Der erbitterte Kampf um die Medikamenten-Versorgung am Land
Von Josef Gebhard
Wenn zwei Standesvertretungen einander in die Haare geraten, ist großes Drama vorprogrammiert. So auch im Streit der Ärzte- mit der Apothekerkammer um die Hausapotheken in Ordinationen. Glaubt man beiden Seiten, bleibt nur noch die Wahl, auf welche Weise die Arzneimittel-Versorgung in den nächsten Jahren am Land zusammenbrechen wird.
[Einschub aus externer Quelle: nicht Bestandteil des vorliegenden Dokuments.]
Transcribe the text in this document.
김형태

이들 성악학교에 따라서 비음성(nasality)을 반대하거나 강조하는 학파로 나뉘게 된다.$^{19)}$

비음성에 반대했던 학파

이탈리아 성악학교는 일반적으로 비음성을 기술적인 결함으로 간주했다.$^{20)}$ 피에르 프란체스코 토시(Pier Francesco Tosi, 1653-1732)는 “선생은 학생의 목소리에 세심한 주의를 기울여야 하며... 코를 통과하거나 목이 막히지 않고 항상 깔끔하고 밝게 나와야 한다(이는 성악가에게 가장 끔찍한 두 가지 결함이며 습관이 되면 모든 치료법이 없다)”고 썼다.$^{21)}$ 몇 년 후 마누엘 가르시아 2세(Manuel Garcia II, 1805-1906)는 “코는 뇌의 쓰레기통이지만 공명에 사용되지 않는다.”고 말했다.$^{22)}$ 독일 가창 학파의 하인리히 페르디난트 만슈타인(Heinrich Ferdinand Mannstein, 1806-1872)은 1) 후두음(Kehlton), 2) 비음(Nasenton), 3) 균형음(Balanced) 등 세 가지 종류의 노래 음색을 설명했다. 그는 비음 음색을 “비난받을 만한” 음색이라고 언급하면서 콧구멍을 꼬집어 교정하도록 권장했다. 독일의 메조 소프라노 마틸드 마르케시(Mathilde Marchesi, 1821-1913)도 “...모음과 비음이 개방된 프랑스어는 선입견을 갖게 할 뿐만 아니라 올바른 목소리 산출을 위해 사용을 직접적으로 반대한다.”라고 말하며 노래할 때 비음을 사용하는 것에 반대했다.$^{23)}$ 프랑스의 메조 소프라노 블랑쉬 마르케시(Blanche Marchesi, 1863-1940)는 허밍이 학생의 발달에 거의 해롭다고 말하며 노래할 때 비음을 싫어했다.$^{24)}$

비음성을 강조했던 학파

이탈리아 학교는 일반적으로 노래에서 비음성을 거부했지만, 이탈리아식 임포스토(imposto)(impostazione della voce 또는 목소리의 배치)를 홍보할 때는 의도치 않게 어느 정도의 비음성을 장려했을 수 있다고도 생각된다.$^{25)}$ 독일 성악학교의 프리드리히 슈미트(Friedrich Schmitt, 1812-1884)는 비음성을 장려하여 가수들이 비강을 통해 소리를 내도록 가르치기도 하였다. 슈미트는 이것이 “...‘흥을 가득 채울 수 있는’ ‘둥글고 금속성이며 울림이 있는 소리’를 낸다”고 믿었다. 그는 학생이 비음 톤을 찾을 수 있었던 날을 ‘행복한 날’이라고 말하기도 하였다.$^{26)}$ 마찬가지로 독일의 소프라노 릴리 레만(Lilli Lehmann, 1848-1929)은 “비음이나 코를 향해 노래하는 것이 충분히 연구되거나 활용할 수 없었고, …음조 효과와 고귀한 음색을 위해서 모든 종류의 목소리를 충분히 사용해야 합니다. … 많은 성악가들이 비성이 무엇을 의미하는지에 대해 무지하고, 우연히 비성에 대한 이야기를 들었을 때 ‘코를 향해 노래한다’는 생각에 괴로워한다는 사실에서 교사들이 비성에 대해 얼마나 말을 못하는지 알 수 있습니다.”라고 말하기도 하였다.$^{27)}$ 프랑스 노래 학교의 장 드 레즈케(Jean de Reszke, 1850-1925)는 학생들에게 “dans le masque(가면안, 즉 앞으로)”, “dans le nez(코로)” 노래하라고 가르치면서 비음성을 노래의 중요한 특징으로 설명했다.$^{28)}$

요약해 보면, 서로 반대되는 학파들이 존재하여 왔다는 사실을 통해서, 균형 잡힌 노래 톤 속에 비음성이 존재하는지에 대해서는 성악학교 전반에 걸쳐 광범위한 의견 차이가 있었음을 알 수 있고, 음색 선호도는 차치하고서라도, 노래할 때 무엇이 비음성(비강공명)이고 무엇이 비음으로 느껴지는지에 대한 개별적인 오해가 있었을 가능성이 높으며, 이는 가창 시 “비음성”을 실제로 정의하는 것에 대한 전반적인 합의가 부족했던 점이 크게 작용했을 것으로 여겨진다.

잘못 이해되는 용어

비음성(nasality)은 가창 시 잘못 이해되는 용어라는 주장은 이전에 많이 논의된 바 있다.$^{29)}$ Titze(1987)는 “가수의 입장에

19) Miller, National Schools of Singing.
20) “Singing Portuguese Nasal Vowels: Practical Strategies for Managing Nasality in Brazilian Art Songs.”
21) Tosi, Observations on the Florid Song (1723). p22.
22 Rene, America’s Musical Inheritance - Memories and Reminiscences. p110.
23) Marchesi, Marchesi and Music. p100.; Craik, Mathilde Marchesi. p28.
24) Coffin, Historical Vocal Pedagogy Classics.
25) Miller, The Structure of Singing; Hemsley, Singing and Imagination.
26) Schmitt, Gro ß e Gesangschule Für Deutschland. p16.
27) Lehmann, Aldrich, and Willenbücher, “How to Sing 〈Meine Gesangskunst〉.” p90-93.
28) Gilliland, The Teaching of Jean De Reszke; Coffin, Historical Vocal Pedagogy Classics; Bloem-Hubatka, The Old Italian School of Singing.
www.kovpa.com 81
„Wir steuern auf eine Versorgungskrise zu“, warnt nun Ärztekammer-Vizepräsident Johannes Steinhart. In den vergangenen 20 Jahren sei österreichweit die Zahl der Hausapotheken um 102 auf 794 zurückgegangen, während jene der öffentlichen Apotheken seit 2009 um 155 auf 1.438 gestiegen sei. Die Folge sei, dass Patienten oft unnötig viele Kilometer zurücklegen müssten, um zu ihren Arzneien zu kommen.
Grund sei laut Steinhart die bestehende Rechtslage: Sperrt eine neue Apotheke auf, müssen die Hausapotheken im Umkreis von vier Kilometern innerhalb von drei Jahren schließen. Steinhart fordert eine Aufhebung dieses „Anachronismus“. Er bekommt Rückenwind von der Bundeswettbewerbsbehörde, die zuletzt ebenfalls für eine Liberalisierung plädierte, um Hausarzt-Ordinationen attraktiver zu machen.
Das rief postwendend die Apothekerkammer auf den Plan. Eine Deregulierung würde das sofortige Aus von 143 öffentlichen Apotheken und den drohenden Verlust von 6.000 Arbeitsplätzen bedeuten, warnte Gerhard Kobinger von der Apothekerkammer. Leidtragender sei auch hier der Patient, da das Sortiment und die Öffnungszeiten von Hausapotheken viel eingeschränkter seien.
Badehaube statt Arznei
Ein Vorwurf, den wiederum die Ärzte nicht auf sich sitzen lassen wollen: „Gehe ich mit einem Rezept in die Apotheke, komme ich mit einer Badehaube und Sonnencreme wieder raus“, spielt Silvester Hutgrabner von der Ärztekammer auf das mittlerweile recht breite Warensortiment in Apotheken abseits von Medikamenten an.
Den Argumenten der Ärzte wenig abgewinnen kann Thomas Czypionka, Gesundheitsökonom am IHS. „Die Ausweitung der Hausapotheken wäre das Gegenteil von Wettbewerb“, sagt er zum KURIER. Schließlich seien sie nicht der Betriebspflicht der öffentlichen Apotheken mit langen Öffnungszeiten, Nacht- und Wochenenddiensten unterworfen.
Mit gutem Grund gelte das Prinzip, dass das Verschreiben und Verkaufen von Arzneien voneinander getrennt sind. Hausapotheken würden nur die Ausnahme für dünn besiedelte Regionen bilden, wo sich der Betrieb einer Apotheke nicht rechnen würde, sagt der Experte.
Statt die Hausapotheken zu stärken, plädiert er für Erleichterungen für die Apotheken – etwa bei der Hauszustellung von Arzneien oder beim Betrieb von Zweigstellen in kleineren Ortschaften.